Can you share more details about the size of the data you’re working with (number of sequences, typical sequence length, etc) or the data itself (data/genomes.fna, data/ref.fna)?
Ah, and because this is Docker on Windows, there will be a separate (and smaller, by default) memory limit than the rest of your computer (which is limited by physical memory installed). Docker’s limit can be adjusted upwards if necessary. Running nextstrain check-setup docker will output a quick diagnostic check of the memory limit.
yes: docker is installed
yes: docker run works
yes: containers have access to >2 GiB of memory (limit is 7.8 GiB)
yes: image is new enough for this CLI version
Supported Nextstrain runtimes: docker
All good! Default runtime (docker) is supported.
I am trying to build a world distribution of B. anthracis (bacteria, 5.2MB genome size, monophyletic ie highly clonal). I already discovered that i cant use the plasmid sequences and have to work just with the chromosome.
I actually tried to setup a .wslconfig file in %UserProfile% (used notepad.exe to open the thing) and I wrote that inside (as I have 16 GB RAM, 8 Processors á 3.80 GHz)
[wsl2]
memory=12GB
processors=6
swap=10GB
But this did not change anything.
For my data:
These are my meta_data files. structure of the .fna containing all the sequences and the ref.-file
Hmm. Did you wait long enough before testing, or manually stop and restart the WSL2 VM, per Microsoft’s documentation?

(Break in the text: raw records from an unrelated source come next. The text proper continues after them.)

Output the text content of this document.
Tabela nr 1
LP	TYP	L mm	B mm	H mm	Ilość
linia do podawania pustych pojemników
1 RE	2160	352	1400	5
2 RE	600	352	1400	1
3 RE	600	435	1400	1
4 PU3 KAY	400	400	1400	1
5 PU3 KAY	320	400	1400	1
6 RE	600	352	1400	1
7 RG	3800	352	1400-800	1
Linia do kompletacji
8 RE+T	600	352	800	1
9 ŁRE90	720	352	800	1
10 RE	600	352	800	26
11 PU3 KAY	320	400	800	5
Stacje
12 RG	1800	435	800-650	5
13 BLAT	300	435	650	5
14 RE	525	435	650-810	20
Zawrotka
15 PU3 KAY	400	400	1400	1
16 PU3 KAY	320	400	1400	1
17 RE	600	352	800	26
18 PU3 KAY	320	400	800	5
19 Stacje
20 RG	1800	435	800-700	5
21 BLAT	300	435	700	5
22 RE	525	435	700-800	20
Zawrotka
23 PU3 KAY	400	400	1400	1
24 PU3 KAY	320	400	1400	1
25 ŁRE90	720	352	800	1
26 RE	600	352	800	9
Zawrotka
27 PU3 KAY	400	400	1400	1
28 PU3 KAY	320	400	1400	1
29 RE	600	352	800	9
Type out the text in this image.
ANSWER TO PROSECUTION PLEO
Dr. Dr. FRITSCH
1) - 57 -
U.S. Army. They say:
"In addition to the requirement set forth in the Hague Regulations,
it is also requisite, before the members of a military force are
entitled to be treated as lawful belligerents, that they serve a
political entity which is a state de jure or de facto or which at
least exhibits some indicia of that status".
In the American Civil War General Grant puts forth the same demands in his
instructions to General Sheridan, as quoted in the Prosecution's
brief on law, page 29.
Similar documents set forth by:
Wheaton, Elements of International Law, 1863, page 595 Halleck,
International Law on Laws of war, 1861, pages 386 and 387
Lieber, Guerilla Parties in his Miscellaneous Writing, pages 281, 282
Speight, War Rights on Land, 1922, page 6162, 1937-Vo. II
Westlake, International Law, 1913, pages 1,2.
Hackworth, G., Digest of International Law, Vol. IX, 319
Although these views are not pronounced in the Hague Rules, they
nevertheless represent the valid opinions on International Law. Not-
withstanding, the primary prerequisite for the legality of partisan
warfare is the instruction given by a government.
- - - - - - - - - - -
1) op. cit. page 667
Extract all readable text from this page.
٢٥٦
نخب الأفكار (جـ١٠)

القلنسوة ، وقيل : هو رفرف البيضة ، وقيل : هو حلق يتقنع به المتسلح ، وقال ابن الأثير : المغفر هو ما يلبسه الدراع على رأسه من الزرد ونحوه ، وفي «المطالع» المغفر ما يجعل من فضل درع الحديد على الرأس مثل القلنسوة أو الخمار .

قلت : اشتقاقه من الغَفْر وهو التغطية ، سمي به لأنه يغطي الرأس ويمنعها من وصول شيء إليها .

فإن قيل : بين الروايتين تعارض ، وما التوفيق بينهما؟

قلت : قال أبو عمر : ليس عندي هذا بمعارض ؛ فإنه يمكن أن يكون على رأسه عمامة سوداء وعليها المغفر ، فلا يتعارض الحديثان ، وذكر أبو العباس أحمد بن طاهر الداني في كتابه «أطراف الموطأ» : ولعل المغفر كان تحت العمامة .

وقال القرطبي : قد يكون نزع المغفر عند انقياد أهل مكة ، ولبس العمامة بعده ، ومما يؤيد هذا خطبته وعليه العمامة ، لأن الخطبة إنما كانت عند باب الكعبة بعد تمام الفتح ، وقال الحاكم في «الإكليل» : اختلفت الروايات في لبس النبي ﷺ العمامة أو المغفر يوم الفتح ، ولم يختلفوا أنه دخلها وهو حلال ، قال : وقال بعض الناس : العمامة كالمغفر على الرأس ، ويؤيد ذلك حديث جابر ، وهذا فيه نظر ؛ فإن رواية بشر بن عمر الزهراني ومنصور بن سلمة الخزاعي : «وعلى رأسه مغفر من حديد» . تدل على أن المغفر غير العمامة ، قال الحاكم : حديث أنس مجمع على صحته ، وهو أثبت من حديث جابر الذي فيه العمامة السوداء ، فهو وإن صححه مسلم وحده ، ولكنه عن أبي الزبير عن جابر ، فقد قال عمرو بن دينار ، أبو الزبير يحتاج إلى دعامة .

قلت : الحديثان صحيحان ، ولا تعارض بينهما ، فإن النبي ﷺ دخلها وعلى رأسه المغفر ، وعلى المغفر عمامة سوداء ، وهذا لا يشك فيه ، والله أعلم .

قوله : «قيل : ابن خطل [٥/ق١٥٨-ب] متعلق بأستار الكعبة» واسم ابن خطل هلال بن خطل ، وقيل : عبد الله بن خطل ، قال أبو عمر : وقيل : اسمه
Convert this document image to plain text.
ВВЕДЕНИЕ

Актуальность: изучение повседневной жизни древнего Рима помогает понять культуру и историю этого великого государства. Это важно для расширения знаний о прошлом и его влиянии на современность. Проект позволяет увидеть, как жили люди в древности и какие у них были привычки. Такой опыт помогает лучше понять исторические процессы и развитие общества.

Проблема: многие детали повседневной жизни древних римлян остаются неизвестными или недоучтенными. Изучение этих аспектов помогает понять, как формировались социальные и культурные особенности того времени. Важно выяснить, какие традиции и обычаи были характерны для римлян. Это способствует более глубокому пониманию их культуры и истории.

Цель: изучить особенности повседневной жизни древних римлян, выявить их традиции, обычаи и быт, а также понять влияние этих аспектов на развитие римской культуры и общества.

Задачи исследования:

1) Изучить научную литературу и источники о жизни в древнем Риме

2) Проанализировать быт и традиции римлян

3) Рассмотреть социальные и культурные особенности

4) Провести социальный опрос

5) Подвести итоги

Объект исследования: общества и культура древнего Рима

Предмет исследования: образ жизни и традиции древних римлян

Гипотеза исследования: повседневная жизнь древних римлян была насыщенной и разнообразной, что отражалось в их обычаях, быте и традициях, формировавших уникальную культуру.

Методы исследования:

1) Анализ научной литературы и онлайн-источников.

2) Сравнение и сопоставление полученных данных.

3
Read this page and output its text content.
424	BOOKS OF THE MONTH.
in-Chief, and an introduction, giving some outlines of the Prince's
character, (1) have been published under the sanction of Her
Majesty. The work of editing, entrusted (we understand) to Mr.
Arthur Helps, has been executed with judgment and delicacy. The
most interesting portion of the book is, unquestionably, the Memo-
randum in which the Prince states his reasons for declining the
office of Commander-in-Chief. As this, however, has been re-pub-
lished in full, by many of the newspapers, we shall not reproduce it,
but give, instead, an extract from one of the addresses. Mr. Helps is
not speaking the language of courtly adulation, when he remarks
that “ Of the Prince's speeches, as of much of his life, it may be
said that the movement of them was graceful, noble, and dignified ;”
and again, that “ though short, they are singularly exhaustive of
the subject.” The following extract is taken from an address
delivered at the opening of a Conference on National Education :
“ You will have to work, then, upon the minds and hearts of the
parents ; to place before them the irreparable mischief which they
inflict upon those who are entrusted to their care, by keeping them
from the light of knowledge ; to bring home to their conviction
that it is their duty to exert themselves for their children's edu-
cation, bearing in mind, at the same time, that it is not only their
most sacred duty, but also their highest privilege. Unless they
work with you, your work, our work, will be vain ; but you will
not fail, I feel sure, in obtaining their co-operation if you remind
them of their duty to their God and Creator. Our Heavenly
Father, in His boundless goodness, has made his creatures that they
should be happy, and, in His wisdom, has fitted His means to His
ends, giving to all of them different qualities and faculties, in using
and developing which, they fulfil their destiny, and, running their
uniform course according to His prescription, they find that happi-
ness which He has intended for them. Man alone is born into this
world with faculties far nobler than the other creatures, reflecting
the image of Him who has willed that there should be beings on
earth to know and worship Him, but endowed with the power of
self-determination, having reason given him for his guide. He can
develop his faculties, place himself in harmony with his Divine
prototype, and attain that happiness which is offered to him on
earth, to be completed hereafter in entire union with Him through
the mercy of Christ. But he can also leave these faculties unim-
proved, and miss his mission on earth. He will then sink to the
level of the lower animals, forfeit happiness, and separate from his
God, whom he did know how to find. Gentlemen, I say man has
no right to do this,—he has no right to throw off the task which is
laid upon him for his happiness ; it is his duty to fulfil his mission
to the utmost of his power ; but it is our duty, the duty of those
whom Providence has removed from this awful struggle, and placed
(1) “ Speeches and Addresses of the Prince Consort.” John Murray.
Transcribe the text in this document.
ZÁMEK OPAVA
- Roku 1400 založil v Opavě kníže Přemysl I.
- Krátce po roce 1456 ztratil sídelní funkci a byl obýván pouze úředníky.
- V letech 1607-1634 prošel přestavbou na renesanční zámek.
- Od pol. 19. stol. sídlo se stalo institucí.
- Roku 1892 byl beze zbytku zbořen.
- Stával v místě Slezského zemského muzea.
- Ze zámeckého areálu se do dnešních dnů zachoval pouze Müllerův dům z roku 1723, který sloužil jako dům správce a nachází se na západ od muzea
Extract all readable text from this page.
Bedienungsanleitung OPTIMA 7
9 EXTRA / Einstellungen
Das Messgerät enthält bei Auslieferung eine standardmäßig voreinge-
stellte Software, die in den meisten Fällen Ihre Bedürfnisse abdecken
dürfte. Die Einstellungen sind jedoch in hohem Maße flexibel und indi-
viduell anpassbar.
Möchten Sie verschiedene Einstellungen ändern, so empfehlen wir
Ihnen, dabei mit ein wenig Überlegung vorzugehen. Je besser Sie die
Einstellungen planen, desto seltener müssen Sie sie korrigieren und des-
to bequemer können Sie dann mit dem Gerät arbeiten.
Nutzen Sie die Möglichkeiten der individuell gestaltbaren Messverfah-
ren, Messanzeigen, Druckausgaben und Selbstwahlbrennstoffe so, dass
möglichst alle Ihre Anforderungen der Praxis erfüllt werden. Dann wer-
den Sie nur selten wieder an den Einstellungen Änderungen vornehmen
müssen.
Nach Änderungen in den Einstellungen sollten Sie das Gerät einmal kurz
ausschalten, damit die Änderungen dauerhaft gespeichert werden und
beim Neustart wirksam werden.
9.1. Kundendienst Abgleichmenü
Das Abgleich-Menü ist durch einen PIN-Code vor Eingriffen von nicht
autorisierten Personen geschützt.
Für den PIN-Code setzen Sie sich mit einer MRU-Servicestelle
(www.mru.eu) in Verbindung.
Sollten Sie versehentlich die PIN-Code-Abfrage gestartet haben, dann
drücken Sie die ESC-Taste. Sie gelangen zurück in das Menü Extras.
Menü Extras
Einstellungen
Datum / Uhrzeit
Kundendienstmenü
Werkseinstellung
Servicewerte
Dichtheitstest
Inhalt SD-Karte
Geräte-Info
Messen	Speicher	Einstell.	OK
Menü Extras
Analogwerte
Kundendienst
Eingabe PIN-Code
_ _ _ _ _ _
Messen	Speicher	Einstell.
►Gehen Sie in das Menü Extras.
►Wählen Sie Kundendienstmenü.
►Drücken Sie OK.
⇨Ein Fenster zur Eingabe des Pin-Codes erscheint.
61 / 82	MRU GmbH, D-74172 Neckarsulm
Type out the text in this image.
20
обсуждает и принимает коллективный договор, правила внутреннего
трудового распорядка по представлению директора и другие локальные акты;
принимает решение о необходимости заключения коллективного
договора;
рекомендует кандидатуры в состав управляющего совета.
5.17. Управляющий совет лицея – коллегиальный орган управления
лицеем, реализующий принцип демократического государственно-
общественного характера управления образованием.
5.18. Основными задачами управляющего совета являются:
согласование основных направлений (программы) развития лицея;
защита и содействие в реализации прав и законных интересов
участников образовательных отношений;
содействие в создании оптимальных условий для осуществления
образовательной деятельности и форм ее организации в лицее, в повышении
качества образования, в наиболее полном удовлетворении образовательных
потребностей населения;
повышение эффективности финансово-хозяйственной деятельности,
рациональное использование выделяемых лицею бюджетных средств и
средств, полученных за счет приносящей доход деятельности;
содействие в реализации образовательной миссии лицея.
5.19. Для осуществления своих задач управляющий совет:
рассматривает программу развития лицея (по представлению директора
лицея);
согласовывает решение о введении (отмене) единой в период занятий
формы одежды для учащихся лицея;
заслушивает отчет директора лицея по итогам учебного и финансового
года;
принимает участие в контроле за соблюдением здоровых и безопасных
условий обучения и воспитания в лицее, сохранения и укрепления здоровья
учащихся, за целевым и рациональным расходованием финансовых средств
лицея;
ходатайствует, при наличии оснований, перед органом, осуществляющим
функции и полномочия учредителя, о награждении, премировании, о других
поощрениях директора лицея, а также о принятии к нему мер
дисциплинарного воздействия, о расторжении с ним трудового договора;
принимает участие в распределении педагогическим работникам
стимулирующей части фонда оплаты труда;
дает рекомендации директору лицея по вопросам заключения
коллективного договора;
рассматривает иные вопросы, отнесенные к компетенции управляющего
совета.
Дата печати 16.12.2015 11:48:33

For a 5.8 Mbase genome with the 7.8 GiB of memory you have available, you may need to use MAFFT’s “memory save” mode, which unfortunately augur align unconditionally disables with the --nomemsave option. Disabling it improves alignment times, but requires more working memory. As an alternative to running augur align, at least until it’s imporved, you could try running mafft directly using a version of the command line invocation printed by Augur. You’re also welcome to use other alignment tools. Subsequent Augur commands that take an alignment as input don’t require that you used augur align specifically.